JOHNS HOPKINS UNIVERSITYEST. 1876

AMERICA’S FIRST RESEARCH UNIVERSITY

CRNA Scholarship Honors an Adventurous Spirit

CRNA Scholarship Honors an Adventurous Spirit

Freedom was everything to Samantha Tsuchiya. She loved the outdoors, particularly skiing, snowboarding, and dirt biking with friends—and was an evacuation nurse, riding in helicopters to bring in sick or injured kids from rural outposts. She served in the Peace Corps, teaching at a government nursing school in Kampala, Uganda, and never missed a chance to join a team.

As her mother, Jan, remembers, “Sam just really loved helping people. They naturally turned to her.”

Samantha Keiko Tsuchiya died April 10, 2025, just shy of graduation from the Certified Registered Nurse Anesthetist (CRNA) program. In her memory, her parents Jan and Gordon Tsuchiya established the Samantha Tsuchiya Scholarship to support CRNA students. Their hope is to honor Sam’s legacy and open doors for those who, like Sam, are committed to caring for others and seeking the freedom to shape their careers.  

The Samantha Tsuchiya Scholarship is the first of its kind dedicated to supporting students in the CRNA program at Johns Hopkins.

“The Samantha Tsuchiya Scholarship honors a colleague, friend, and inspiration who made us laugh, exemplified a good work ethic, and helped bring her cohort together during the challenges of training,” remembers former faculty member Andrew Benson, who led the CRNA program while she attended. “She was an incredibly hard worker whose dedication left a lasting impression on those around her. Samantha reminded her classmates that strength and humor can exist even in the most demanding moments of this profession. This scholarship reminds us—and future CRNAs—of her spirit to support one another, work hard, persevere through challenges, and care for every patient with both skill and heart.”

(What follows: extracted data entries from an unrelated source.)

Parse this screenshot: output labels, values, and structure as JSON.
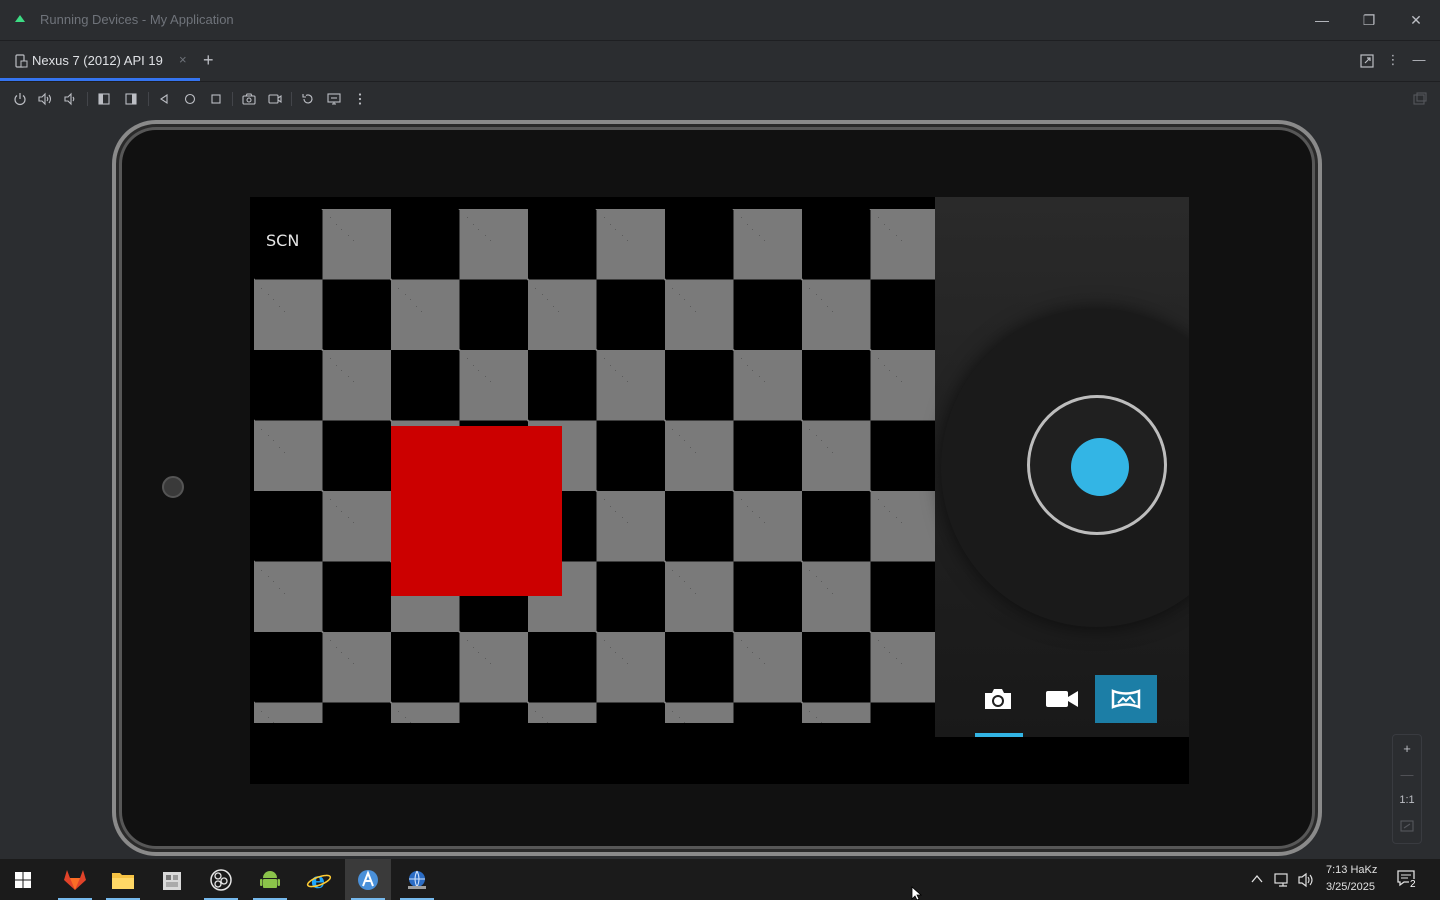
{
  "window": {
    "title": "Running Devices - My Application",
    "minimize_icon": "—",
    "restore_icon": "❐",
    "close_icon": "✕"
  },
  "tabs": [
    {
      "label": "Nexus 7 (2012) API 19",
      "close": "×",
      "icon": "device-icon"
    }
  ],
  "tab_add": "+",
  "right_tools": [
    "⋮",
    "—"
  ],
  "toolbar": {
    "icons": [
      "power-icon",
      "volume-up-icon",
      "volume-down-icon",
      "rotate-left-icon",
      "rotate-right-icon",
      "back-icon",
      "home-icon",
      "overview-icon",
      "screenshot-icon",
      "screen-record-icon",
      "reset-icon",
      "toggle-display-icon",
      "more-icon"
    ]
  },
  "device": {
    "scene_label": "SCN",
    "accent": "#33b5e5",
    "modes": [
      "camera-icon",
      "video-icon",
      "panorama-icon"
    ],
    "active_mode": 2
  },
  "zoom": {
    "in": "+",
    "out": "—",
    "actual": "1:1"
  },
  "taskbar": {
    "apps": [
      "start-icon",
      "gitlab-icon",
      "file-explorer-icon",
      "package-icon",
      "obs-icon",
      "android-icon",
      "internet-explorer-icon",
      "android-studio-icon",
      "network-globe-icon"
    ],
    "time": "7:13 HaKz",
    "date": "3/25/2025",
    "notification_count": "2"
  }
}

Jan and Gordon hope to keep growing the scholarship to help more students “do all the wonderful things they hope to do.”

If you would like to honor Samantha’s legacy with a gift to the Samantha Tsuchiya Scholarship, visit here.

Historical Footsteps

Samantha Tsuchiya’s career choice might seem pre-ordained, based on Jan and Gordon’s retelling of the family story of Great Aunt Mary, Samantha’s favorite from Gordon’s side of the family and an unstoppable force in her own right.

After the bombing by Japan of Hawaii’s Pearl Harbor in 1941, Mary, a first-generation Japanese American, was sent with her brother to an internment camp in Delta, Utah. More than 100,000 Japanese Americans—mostly U.S. citizens—were similarly rounded up as a “security” measure, relocated, and imprisoned in concentration camps by the U.S. government.

The Delta camp had only a rudimentary hospital, “maybe a doctor and a dentist,” says Jan. That’s where Mary’s brother was sent when he developed tuberculosis. Mary quickly volunteered as a “candy striper” to help care for him and others. With no anesthetist around, “The dentist one day taught Mary to drip the ether, so here is this 17-year-old essentially functioning as the camp anesthetist.”

The proof is in the picture, a framed piece of art that features Great Aunt Mary in her candy striper uniform across from an image of Samantha working in a modern operating room. “The family joke is that Sam had really come full circle with her Aunt Mary,” Jan laughs.